View Full Version : Should I use a degreaser made for guns or just use brake cleaner?chlorinated or non?
December 17, 2002, 02:12 PM
If brake cleaner is ok to use should I use chlorinated or non-chlorinated? I will use to remove built up oil and junk, spray it down the barrel to rinse it out, spray in the gas tube on the AR-15, I use the stuff on all of my shotguns rifles and pistols. Brake fluid is cheaper and easier to get around hear. Thanks alot
December 17, 2002, 02:24 PM
I use it occasionally for removing cosmoline. I've never seen it hurt a gun. George
December 17, 2002, 02:31 PM
None of those automotive products will hurt metal. I doubt they will affect inorganic finishes like bluing, plating, or Parkerizing. Find an out of the way test spot on plastic or coatings.
However, they are all different blends of assorted solvents. Chlorinated vs nonchlorinated, flammable vs nonflammable, non-toxic vs as tough as they can sell over the counter. Read the label and take precautions. I use Berryman's Electric Motor Cleaner, which is nonflammable and supposedly low toxicity. But I still use it outside.
May 20, 2004, 12:51 PM
I think no matter which break cleaner you use, the main thing is to reaply oil (which I'm sure you do) since break cleaner removes every last bit of oil and residue from metal...some even say that it has a drying out effect on the metal but I have also heard that's a "wives tale" Oil really well after its use, that's the main thing.
May 21, 2004, 05:28 PM
Beware of getting brake cleaner on synthetic stocks, polymer handgun frames, or many finishes on wood stocks and grips.
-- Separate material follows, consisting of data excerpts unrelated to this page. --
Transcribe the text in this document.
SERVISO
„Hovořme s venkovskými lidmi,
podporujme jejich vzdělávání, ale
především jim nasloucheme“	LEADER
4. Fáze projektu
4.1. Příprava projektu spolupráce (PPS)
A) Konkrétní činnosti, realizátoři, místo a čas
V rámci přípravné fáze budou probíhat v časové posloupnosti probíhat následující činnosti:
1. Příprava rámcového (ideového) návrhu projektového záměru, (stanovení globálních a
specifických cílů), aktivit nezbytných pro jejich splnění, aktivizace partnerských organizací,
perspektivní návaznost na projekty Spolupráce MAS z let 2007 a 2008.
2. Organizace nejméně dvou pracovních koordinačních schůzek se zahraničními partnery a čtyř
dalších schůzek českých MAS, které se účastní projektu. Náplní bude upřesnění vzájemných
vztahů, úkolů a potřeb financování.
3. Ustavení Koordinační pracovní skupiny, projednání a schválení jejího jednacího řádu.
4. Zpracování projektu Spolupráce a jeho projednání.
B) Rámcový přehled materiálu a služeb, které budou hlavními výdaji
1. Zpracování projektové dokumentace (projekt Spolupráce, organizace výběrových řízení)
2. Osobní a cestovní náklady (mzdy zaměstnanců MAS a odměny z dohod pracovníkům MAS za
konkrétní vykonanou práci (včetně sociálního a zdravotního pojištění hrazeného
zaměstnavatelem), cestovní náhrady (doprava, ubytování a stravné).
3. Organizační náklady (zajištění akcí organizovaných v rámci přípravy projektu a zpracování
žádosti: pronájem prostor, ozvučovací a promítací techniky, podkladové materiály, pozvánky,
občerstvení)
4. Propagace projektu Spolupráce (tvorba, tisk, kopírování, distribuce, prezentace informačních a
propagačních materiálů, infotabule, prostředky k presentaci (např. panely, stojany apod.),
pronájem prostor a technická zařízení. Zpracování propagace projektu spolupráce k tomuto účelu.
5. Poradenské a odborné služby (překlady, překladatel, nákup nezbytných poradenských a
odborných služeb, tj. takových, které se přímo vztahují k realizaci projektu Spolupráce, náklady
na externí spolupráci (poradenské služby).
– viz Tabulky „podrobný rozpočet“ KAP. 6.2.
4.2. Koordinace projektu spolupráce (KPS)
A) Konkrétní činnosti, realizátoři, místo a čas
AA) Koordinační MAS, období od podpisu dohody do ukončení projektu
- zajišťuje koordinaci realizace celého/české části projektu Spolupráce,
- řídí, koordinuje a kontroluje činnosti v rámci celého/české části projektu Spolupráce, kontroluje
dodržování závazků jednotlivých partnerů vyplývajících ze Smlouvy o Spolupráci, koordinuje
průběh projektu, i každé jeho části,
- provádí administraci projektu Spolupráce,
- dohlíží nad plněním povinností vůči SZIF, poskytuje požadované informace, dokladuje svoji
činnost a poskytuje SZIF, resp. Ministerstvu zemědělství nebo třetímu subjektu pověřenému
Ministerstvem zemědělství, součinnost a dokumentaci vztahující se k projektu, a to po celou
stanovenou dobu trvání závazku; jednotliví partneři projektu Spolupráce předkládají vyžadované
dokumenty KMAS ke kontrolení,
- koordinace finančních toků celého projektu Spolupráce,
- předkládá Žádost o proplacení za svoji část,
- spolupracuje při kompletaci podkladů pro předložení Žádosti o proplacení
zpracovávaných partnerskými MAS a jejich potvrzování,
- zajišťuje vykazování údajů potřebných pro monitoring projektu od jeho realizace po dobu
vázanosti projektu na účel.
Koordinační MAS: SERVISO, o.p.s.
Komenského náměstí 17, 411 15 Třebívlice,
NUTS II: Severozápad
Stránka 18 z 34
I use the stuff occasionally to degunk a gun, but I don't use it routinely (It's too expensive for that.). I like the Brake-kleen brand, which seems to be the same stuff as Gunscrubber for about 1/3 the price.
May 22, 2004, 07:44 AM
I use Chlorinated Brake Cleaner . The non Chlorinated seems to be water based and leaves the metal wet longer. If you have a Advance Auto Parts near you try there brand it works good and is only $1.99 a can
May 24, 2004, 12:59 PM
I have no idea whether the following (http://www.brownells.com/aspx/NS/GunTech/NewsletterArchive.aspx?p=18373&t=1&i=473) comes from independent testing by Brownells or is merely recycled hype from MPro 7, but fwiw it's part of a "Web Bench" article on the Brownells site:
Many shooters prefer brake or carburetor cleaner in place of more expensive, dedicated carbon cleaners. However, be aware that the chlorinated solvents in these products are not safe for all metals and can cause serious etching and pitting in the gunmetal.
May 24, 2004, 09:33 PM
Non chlorinated brake cleaner. Keep it away from paint and ABS, but fine for polymer like the frame on my HKs. Make sure to wear your eye protection when squirting it, failure to do so can be painful. :eek:
Non chlorinated because absorbed chlorene takes a long time to get out of the body and can have some harmful (fatal) interactions with OTC medications/dietary suppliments.